The health risks associated with repeated cesarean deliveries include:
- Increased incidence of post-operative infections.
- Higher risk of hemorrhage and severe bleeding.
- Increased probability of placenta accreta-a condition where the placenta attaches too deeply to the uterine wall-which is currently on the rise.
- Long-term complications for future pregnancies, including higher rates of hysterectomy and preterm birth.
“Cesarean births carry higher risks of complications like infection, bleeding, and future pregnancy complications like placenta accreta, which is on the rise,” Dr. Nguemeni noted. “These risks accumulate with each repeat cesarean.”
For policymakers, these clinical realities intersect with federal commitments to maternal health equity embedded in initiatives led by the U.S. Department of Health and Human Services, which has framed avoidable cesareans as a key lever for reducing pregnancy-related deaths.
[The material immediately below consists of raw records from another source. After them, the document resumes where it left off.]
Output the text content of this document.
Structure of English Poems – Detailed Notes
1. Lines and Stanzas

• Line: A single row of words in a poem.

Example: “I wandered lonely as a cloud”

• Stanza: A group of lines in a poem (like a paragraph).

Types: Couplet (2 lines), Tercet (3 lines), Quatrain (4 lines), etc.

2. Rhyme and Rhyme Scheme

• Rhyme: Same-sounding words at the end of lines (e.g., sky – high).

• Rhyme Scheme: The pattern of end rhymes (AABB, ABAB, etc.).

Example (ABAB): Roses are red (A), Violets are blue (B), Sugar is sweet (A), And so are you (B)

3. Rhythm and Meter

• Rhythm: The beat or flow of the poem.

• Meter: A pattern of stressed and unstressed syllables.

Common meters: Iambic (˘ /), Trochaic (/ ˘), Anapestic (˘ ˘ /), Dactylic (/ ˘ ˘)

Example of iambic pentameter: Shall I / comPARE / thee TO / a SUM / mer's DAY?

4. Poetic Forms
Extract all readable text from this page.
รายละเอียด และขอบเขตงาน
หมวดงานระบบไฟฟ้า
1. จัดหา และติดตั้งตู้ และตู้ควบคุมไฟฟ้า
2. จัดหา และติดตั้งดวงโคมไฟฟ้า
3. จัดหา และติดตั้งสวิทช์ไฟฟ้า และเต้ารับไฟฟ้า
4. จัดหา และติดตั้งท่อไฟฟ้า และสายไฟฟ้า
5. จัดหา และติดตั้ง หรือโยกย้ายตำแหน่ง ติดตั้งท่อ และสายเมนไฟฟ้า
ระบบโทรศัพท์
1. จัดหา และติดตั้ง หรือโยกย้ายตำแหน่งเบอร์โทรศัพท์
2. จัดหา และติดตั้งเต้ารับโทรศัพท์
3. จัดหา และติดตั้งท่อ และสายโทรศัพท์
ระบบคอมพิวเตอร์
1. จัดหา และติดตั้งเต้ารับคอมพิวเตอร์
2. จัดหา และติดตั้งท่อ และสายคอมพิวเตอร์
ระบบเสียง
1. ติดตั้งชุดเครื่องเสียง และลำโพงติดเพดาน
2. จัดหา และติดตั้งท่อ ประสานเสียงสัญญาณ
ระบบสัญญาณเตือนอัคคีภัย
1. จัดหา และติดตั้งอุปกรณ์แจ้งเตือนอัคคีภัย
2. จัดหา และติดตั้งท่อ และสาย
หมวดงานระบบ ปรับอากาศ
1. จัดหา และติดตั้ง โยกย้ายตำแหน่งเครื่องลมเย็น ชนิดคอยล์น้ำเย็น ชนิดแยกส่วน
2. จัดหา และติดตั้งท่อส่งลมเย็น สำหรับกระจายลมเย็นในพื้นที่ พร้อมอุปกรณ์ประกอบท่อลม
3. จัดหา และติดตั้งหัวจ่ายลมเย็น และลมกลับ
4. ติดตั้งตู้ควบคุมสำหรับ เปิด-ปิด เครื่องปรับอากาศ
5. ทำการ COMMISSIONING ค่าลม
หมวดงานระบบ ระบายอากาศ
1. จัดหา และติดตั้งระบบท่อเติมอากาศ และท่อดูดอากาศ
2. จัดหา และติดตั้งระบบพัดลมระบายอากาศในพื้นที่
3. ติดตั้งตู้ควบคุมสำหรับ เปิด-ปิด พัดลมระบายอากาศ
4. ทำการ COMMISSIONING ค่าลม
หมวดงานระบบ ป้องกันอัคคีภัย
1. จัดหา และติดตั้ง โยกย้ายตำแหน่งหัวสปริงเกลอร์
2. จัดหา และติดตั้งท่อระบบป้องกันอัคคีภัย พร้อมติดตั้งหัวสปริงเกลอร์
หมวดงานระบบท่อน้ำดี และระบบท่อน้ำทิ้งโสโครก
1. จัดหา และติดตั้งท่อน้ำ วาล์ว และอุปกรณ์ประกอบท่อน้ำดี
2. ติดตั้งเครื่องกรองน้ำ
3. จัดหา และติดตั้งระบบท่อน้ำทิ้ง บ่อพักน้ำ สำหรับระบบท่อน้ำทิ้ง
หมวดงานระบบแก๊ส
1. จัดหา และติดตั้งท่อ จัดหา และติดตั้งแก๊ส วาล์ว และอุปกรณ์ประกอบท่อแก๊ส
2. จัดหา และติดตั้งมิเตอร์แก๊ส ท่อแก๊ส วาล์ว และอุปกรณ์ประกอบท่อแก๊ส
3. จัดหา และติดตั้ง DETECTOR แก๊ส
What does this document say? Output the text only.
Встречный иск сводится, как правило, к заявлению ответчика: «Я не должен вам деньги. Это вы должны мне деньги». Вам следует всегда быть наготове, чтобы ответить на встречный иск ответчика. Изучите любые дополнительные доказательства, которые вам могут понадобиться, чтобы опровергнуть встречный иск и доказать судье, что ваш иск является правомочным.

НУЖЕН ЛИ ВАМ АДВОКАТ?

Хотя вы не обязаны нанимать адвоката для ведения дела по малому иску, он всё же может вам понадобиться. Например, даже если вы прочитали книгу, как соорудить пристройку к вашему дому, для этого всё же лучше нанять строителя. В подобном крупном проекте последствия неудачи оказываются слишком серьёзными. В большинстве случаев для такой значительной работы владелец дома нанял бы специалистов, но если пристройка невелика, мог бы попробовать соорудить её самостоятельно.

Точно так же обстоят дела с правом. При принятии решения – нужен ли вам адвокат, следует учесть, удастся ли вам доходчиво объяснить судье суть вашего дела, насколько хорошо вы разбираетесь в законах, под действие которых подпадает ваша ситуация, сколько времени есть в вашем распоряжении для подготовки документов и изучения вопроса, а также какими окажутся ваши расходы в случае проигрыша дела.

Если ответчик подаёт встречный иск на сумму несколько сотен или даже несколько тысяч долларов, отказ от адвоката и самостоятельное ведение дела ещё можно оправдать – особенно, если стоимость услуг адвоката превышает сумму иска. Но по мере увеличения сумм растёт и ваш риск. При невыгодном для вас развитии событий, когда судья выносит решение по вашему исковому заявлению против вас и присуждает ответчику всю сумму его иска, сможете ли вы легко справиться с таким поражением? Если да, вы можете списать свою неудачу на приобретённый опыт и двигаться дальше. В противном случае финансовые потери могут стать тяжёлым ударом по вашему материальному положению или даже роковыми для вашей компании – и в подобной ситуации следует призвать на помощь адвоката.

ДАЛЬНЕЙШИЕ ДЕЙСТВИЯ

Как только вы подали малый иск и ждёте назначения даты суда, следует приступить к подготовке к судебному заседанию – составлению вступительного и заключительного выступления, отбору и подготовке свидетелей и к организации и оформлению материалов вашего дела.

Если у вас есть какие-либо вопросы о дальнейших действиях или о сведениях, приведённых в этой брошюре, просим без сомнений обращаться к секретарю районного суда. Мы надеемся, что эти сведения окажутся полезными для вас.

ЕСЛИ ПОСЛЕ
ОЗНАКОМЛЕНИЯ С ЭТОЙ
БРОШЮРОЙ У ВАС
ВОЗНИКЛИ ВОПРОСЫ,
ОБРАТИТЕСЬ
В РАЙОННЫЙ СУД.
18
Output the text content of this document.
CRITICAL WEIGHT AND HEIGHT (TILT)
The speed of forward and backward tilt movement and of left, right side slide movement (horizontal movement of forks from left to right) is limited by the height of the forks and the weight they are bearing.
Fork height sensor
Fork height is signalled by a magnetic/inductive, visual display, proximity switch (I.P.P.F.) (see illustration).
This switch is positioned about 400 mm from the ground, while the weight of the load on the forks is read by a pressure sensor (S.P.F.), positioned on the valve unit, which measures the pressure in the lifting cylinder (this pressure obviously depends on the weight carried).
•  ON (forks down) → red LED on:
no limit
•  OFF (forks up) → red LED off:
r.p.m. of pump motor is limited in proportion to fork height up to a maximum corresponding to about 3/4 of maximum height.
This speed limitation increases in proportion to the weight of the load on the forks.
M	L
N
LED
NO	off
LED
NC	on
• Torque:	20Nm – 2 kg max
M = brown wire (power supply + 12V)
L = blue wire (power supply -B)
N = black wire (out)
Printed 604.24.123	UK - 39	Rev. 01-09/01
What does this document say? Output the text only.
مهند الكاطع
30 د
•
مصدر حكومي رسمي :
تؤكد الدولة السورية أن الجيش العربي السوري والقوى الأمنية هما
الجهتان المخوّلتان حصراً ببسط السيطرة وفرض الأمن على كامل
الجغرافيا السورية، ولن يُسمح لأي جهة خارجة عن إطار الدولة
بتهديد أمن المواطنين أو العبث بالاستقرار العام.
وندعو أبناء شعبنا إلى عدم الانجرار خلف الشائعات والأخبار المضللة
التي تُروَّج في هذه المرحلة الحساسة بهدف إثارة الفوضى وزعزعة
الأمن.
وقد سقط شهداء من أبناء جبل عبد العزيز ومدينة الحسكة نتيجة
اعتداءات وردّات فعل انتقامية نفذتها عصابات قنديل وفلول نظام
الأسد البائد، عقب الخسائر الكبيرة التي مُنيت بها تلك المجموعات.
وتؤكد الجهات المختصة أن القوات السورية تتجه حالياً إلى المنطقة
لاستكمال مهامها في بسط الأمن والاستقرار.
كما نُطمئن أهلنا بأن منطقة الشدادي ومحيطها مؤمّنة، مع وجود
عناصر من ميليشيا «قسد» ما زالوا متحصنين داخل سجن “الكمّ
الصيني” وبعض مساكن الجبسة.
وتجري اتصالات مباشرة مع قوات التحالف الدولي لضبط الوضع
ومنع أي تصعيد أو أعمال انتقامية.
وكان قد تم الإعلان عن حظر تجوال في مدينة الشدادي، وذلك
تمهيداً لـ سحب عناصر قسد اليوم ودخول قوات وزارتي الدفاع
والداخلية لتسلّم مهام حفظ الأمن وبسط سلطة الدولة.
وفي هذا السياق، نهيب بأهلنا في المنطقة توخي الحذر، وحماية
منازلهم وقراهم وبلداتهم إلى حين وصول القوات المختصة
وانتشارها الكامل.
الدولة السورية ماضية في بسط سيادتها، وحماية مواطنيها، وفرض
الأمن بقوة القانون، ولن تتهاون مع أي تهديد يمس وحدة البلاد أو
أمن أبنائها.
The Influence of Clinical Culture and Infrastructure
The findings introduce a more nuanced perspective on hospital quality. While previous data often suggested that Black-serving hospitals provide inferior care on many metrics, this research demonstrates that BSHs can outperform other institutions in specific obstetric outcomes by more aggressively supporting labor after cesarean.
A critical discovery involved urban teaching hospitals. Even when resources and technology were broadly similar, teaching hospitals showed vast differences in VBAC rates based on the number of Black patients they served. This suggests that the disparity is not merely a product of funding or equipment, but is driven by institutional norms, risk tolerance, and clinician comfort levels with managing trial of labor after cesarean.
“This suggests that culture, norms, and clinical comfort, and not just technology and resources, play an important role,” Dr. Nguemeni said. “These challenge simplistic narratives about hospital quality and highlights where positive lessons may already exist.”
This intersection of maternal health equity and institutional practice suggests that systemic disparities are not inherent to the patient population but are created by the environments in which care is delivered-from how hospitals design clinical pathways to how they respond to liability concerns and regulatory scrutiny.
“In short, disparities are not inevitable, they are shaped by existing systems and individuals’ decisions,” Dr. Nguemeni added.
Future Directions in Obstetric Policy
The study identifies a need to move beyond cross-sectional data to understand the precise mechanisms that drive these differences. Future research will focus on the regulatory and operational frameworks of hospitals to determine why some are more successful than others at safely offering VBAC to appropriate candidates.
Key areas for systemic investigation include:
- Staffing models and the availability of specialized obstetric, anesthesia, and neonatal support, particularly during nights and weekends.
- The specific labor management protocols utilized during VBAC attempts, including induction and monitoring practices.
- The implementation and use of clinical decision tools, such as standardized VBAC eligibility assessments and risk calculators, and how they are embedded in electronic health records.
- The role of provider experience and institutional training in managing operative vaginal deliveries and emergency cesarean responses.
For hospital boards, state health departments, and federal regulators operating under the authority of the Emergency Medical Treatment and Labor Act, the findings raise a policy question that goes beyond individual choice: whether access to a well-supported trial of labor after cesarean should be treated as a standard component of obstetric care, rather than a discretionary service that depends on where-and to whom-a hospital primarily provides care.